Neil Archibald

**Name of the Vulnerable Software and Affected Versions** Apple Mac OS X version 10.4.7 **Description** The issue is related to an improperly handled condition in the dynamic linker, which can lead to the use of dangerous paths, likely due to an untrusted search path vulnerability. This allows local users to execute arbitrary code. **Recommendations** For Apple Mac OS X version 10.4.7, consider applying security patches or updates to fix the dynamic linker issue, as no specific workaround is provided for this version.

**Name of the Vulnerable Software and Affected Versions** Apple Mac OS X version 10.3.9 **Description** The issue affects the dynamic linker in Apple Mac OS X, allowing local users to obtain sensitive information. This is achieved through unspecified dynamic linker options that impact how standard error (stderr) is used by privileged applications. **Recommendations** For Apple Mac OS X version 10.3.9, consider restricting access to the dynamic linker options to minimize the risk of exploitation. At the moment, there is no information about a newer version that contains a fix for this vulnerability.

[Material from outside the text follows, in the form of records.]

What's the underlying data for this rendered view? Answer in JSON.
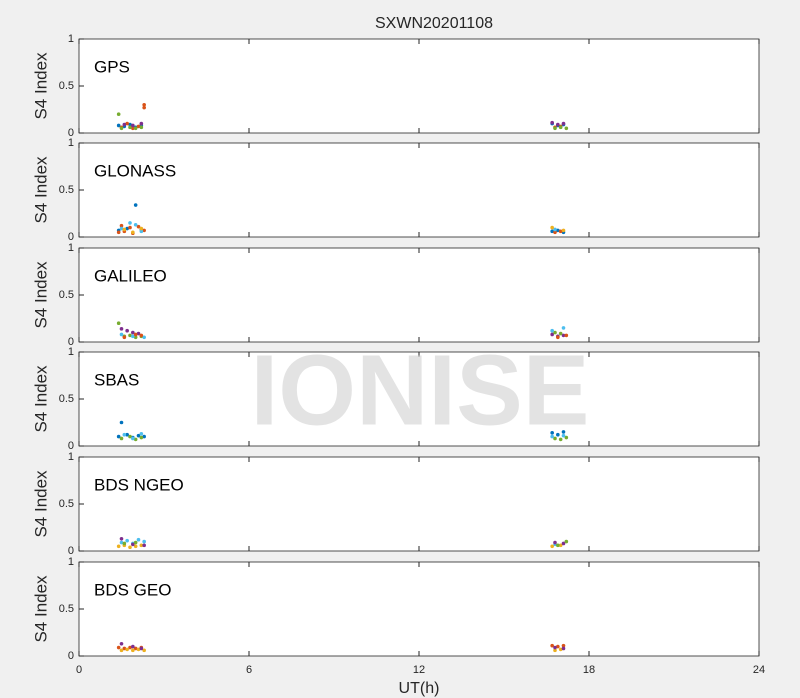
{
  "watermark": "IONISE",
  "chart_data": [
    {
      "type": "scatter",
      "title": "SXWN20201108",
      "ylabel": "S4 Index",
      "annotation": "GPS",
      "xlim": [
        0,
        24
      ],
      "ylim": [
        0,
        1
      ],
      "yticks": [
        0,
        0.5,
        1
      ],
      "series": [
        {
          "color": "#0072bd",
          "x": [
            1.4,
            1.6,
            1.8,
            2.0,
            2.2,
            16.7,
            16.9,
            17.1
          ],
          "values": [
            0.08,
            0.07,
            0.09,
            0.06,
            0.08,
            0.1,
            0.08,
            0.09
          ]
        },
        {
          "color": "#d95319",
          "x": [
            1.5,
            1.7,
            1.9,
            2.1,
            2.3,
            2.3,
            16.8,
            17.0
          ],
          "values": [
            0.06,
            0.1,
            0.05,
            0.07,
            0.3,
            0.27,
            0.06,
            0.07
          ]
        },
        {
          "color": "#77ac30",
          "x": [
            1.4,
            1.5,
            1.8,
            2.0,
            2.2,
            16.8,
            17.0,
            17.2
          ],
          "values": [
            0.2,
            0.05,
            0.06,
            0.05,
            0.06,
            0.05,
            0.06,
            0.05
          ]
        },
        {
          "color": "#7e2f8e",
          "x": [
            1.6,
            1.9,
            2.2,
            16.7,
            16.9,
            17.1
          ],
          "values": [
            0.09,
            0.08,
            0.1,
            0.11,
            0.09,
            0.1
          ]
        }
      ]
    },
    {
      "type": "scatter",
      "ylabel": "S4 Index",
      "annotation": "GLONASS",
      "xlim": [
        0,
        24
      ],
      "ylim": [
        0,
        1
      ],
      "yticks": [
        0,
        0.5,
        1
      ],
      "series": [
        {
          "color": "#0072bd",
          "x": [
            1.4,
            1.7,
            2.0,
            2.2,
            16.7,
            16.9,
            17.1
          ],
          "values": [
            0.07,
            0.09,
            0.34,
            0.08,
            0.06,
            0.07,
            0.05
          ]
        },
        {
          "color": "#d95319",
          "x": [
            1.4,
            1.5,
            1.6,
            1.8,
            1.9,
            2.1,
            2.3,
            16.8,
            17.0
          ],
          "values": [
            0.05,
            0.12,
            0.06,
            0.1,
            0.04,
            0.11,
            0.07,
            0.05,
            0.06
          ]
        },
        {
          "color": "#4dbeee",
          "x": [
            1.5,
            1.8,
            2.0,
            2.2,
            16.8
          ],
          "values": [
            0.09,
            0.15,
            0.13,
            0.06,
            0.08
          ]
        },
        {
          "color": "#edb120",
          "x": [
            1.6,
            1.9,
            2.2,
            16.7,
            17.1
          ],
          "values": [
            0.08,
            0.05,
            0.09,
            0.1,
            0.07
          ]
        }
      ]
    },
    {
      "type": "scatter",
      "ylabel": "S4 Index",
      "annotation": "GALILEO",
      "xlim": [
        0,
        24
      ],
      "ylim": [
        0,
        1
      ],
      "yticks": [
        0,
        0.5,
        1
      ],
      "series": [
        {
          "color": "#7e2f8e",
          "x": [
            1.5,
            1.7,
            1.9,
            2.1,
            16.7,
            16.9,
            17.1
          ],
          "values": [
            0.14,
            0.12,
            0.1,
            0.09,
            0.08,
            0.06,
            0.07
          ]
        },
        {
          "color": "#77ac30",
          "x": [
            1.4,
            1.6,
            1.8,
            2.0,
            2.2,
            16.8,
            17.0
          ],
          "values": [
            0.2,
            0.06,
            0.07,
            0.05,
            0.06,
            0.1,
            0.09
          ]
        },
        {
          "color": "#4dbeee",
          "x": [
            1.5,
            1.9,
            2.3,
            16.7,
            17.1
          ],
          "values": [
            0.08,
            0.06,
            0.05,
            0.12,
            0.15
          ]
        },
        {
          "color": "#d95319",
          "x": [
            1.6,
            2.0,
            2.2,
            16.9,
            17.2
          ],
          "values": [
            0.05,
            0.08,
            0.07,
            0.05,
            0.07
          ]
        }
      ]
    },
    {
      "type": "scatter",
      "ylabel": "S4 Index",
      "annotation": "SBAS",
      "xlim": [
        0,
        24
      ],
      "ylim": [
        0,
        1
      ],
      "yticks": [
        0,
        0.5,
        1
      ],
      "series": [
        {
          "color": "#0072bd",
          "x": [
            1.4,
            1.5,
            1.7,
            1.9,
            2.1,
            2.3,
            16.7,
            16.9,
            17.1
          ],
          "values": [
            0.1,
            0.25,
            0.12,
            0.09,
            0.11,
            0.1,
            0.14,
            0.12,
            0.15
          ]
        },
        {
          "color": "#77ac30",
          "x": [
            1.5,
            1.8,
            2.0,
            2.2,
            16.8,
            17.0,
            17.2
          ],
          "values": [
            0.08,
            0.1,
            0.07,
            0.09,
            0.08,
            0.07,
            0.09
          ]
        },
        {
          "color": "#4dbeee",
          "x": [
            1.6,
            1.9,
            2.2,
            16.7,
            17.1
          ],
          "values": [
            0.12,
            0.08,
            0.13,
            0.1,
            0.11
          ]
        }
      ]
    },
    {
      "type": "scatter",
      "ylabel": "S4 Index",
      "annotation": "BDS NGEO",
      "xlim": [
        0,
        24
      ],
      "ylim": [
        0,
        1
      ],
      "yticks": [
        0,
        0.5,
        1
      ],
      "series": [
        {
          "color": "#4dbeee",
          "x": [
            1.5,
            1.7,
            1.9,
            2.1,
            2.3,
            16.8
          ],
          "values": [
            0.09,
            0.11,
            0.08,
            0.12,
            0.1,
            0.07
          ]
        },
        {
          "color": "#edb120",
          "x": [
            1.4,
            1.6,
            1.8,
            2.0,
            2.2,
            16.7,
            17.0
          ],
          "values": [
            0.05,
            0.06,
            0.04,
            0.05,
            0.06,
            0.05,
            0.06
          ]
        },
        {
          "color": "#7e2f8e",
          "x": [
            1.5,
            1.9,
            2.3,
            16.8,
            17.1
          ],
          "values": [
            0.13,
            0.07,
            0.06,
            0.09,
            0.08
          ]
        },
        {
          "color": "#77ac30",
          "x": [
            1.6,
            2.0,
            16.9,
            17.2
          ],
          "values": [
            0.08,
            0.09,
            0.06,
            0.1
          ]
        }
      ]
    },
    {
      "type": "scatter",
      "ylabel": "S4 Index",
      "annotation": "BDS GEO",
      "xlabel": "UT(h)",
      "xlim": [
        0,
        24
      ],
      "ylim": [
        0,
        1
      ],
      "yticks": [
        0,
        0.5,
        1
      ],
      "xticks": [
        0,
        6,
        12,
        18,
        24
      ],
      "series": [
        {
          "color": "#d95319",
          "x": [
            1.4,
            1.6,
            1.8,
            2.0,
            2.2,
            16.7,
            16.9,
            17.1
          ],
          "values": [
            0.09,
            0.08,
            0.09,
            0.08,
            0.09,
            0.11,
            0.1,
            0.11
          ]
        },
        {
          "color": "#edb120",
          "x": [
            1.5,
            1.7,
            1.9,
            2.1,
            2.3,
            16.8,
            17.0
          ],
          "values": [
            0.06,
            0.07,
            0.06,
            0.07,
            0.06,
            0.06,
            0.07
          ]
        },
        {
          "color": "#7e2f8e",
          "x": [
            1.5,
            1.9,
            2.2,
            16.8,
            17.1
          ],
          "values": [
            0.13,
            0.1,
            0.08,
            0.09,
            0.08
          ]
        }
      ]
    }
  ]
}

**Name of the Vulnerable Software and Affected Versions** Mac OS X versions 10.4 through 10.4.5 **Description** A heap-based buffer overflow issue in LibSystem allows context-dependent attackers to execute arbitrary code by causing an application that uses LibSystem to request a large amount of memory. **Recommendations** For Mac OS X versions 10.4 through 10.4.5, update to a version later than 10.4.5 to resolve the issue.

An unspecified kernel interface in Mac OS X 10.4.2 and earlier does not properly clear memory before reusing it, which could allow attackers to obtain sensitive information, a different vulnerability than CVE-2005-1126 and CVE-2005-1406.

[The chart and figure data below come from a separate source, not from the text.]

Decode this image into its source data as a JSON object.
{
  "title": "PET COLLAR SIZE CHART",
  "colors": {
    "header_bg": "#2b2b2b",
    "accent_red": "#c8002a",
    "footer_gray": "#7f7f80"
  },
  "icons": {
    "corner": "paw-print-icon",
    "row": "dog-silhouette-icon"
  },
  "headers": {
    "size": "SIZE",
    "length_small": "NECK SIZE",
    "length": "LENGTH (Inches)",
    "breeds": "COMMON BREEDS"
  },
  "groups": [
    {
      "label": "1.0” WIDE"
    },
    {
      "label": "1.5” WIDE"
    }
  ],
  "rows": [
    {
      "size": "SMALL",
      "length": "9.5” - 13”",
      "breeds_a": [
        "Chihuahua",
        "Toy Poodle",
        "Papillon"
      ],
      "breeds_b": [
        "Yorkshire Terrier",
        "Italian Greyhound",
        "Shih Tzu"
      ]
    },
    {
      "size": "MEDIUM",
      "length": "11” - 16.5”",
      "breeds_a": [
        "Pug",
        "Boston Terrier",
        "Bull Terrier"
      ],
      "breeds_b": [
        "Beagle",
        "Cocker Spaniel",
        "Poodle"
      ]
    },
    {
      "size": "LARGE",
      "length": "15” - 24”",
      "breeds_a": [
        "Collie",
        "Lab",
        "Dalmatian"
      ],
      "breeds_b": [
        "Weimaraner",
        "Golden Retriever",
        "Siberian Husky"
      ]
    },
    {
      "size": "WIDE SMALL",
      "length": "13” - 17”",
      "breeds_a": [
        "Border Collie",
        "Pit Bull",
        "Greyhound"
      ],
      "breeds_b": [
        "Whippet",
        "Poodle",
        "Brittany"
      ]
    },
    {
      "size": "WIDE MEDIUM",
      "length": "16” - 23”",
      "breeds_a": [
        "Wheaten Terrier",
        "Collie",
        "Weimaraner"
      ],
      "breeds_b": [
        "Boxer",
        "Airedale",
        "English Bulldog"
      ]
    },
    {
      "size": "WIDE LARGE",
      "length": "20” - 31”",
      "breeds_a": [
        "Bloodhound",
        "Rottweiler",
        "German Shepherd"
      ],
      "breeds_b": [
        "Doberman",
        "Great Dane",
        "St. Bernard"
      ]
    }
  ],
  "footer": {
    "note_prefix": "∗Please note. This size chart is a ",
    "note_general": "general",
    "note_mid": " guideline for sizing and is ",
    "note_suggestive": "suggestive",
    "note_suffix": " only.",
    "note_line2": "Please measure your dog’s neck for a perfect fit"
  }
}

**Name of the Vulnerable Software and Affected Versions** Mac OS X version 10.4.2 **Description** A issue in Directory Services allows local users to add or remove user accounts. **Recommendations** For Mac OS X version 10.4.2, update to a newer version to mitigate the risk.

**Name of the Vulnerable Software and Affected Versions** Apple Mac OS X versions 10.4.x up to 10.4.1 launchd version 106 **Description** The issue allows local users to overwrite arbitrary files via a symlink attack on the socket file in an insecure temporary directory. **Recommendations** For Apple Mac OS X versions 10.4.x up to 10.4.1, consider updating to a newer version to mitigate the risk. For launchd version 106, update to a newer version to resolve the issue.

Name of the Vulnerable Software and Affected Versions: FreeBSD versions 4.x through 4.11 FreeBSD versions 5.x through 5.4 Description: The issue is related to the kernel in FreeBSD not properly clearing certain fixed-length buffers when copying variable-length data for use by applications. This could allow applications to read previously used sensitive memory. Recommendations: For versions 4.x through 4.11, update to a version that properly clears fixed-length buffers. For versions 5.x through 5.4, update to a version that properly clears fixed-length buffers. At the moment, there is no information about a newer version that contains a fix for this vulnerability.

**Name of the Vulnerable Software and Affected Versions** FreeBSD versions 4.x through 4.11 FreeBSD versions 5.x through 5.4 **Description** The issue is related to the SIOCGIFCONF ioctl, specifically the ifconf function, which does not properly clear a buffer before using it. This allows local users to obtain portions of sensitive kernel memory. **Recommendations** For FreeBSD versions 4.x through 4.11, update to a version outside of this range to resolve the issue. For FreeBSD versions 5.x through 5.4, update to a version outside of this range to resolve the issue. As a temporary workaround, consider restricting access to the ifconf function until a patch is available.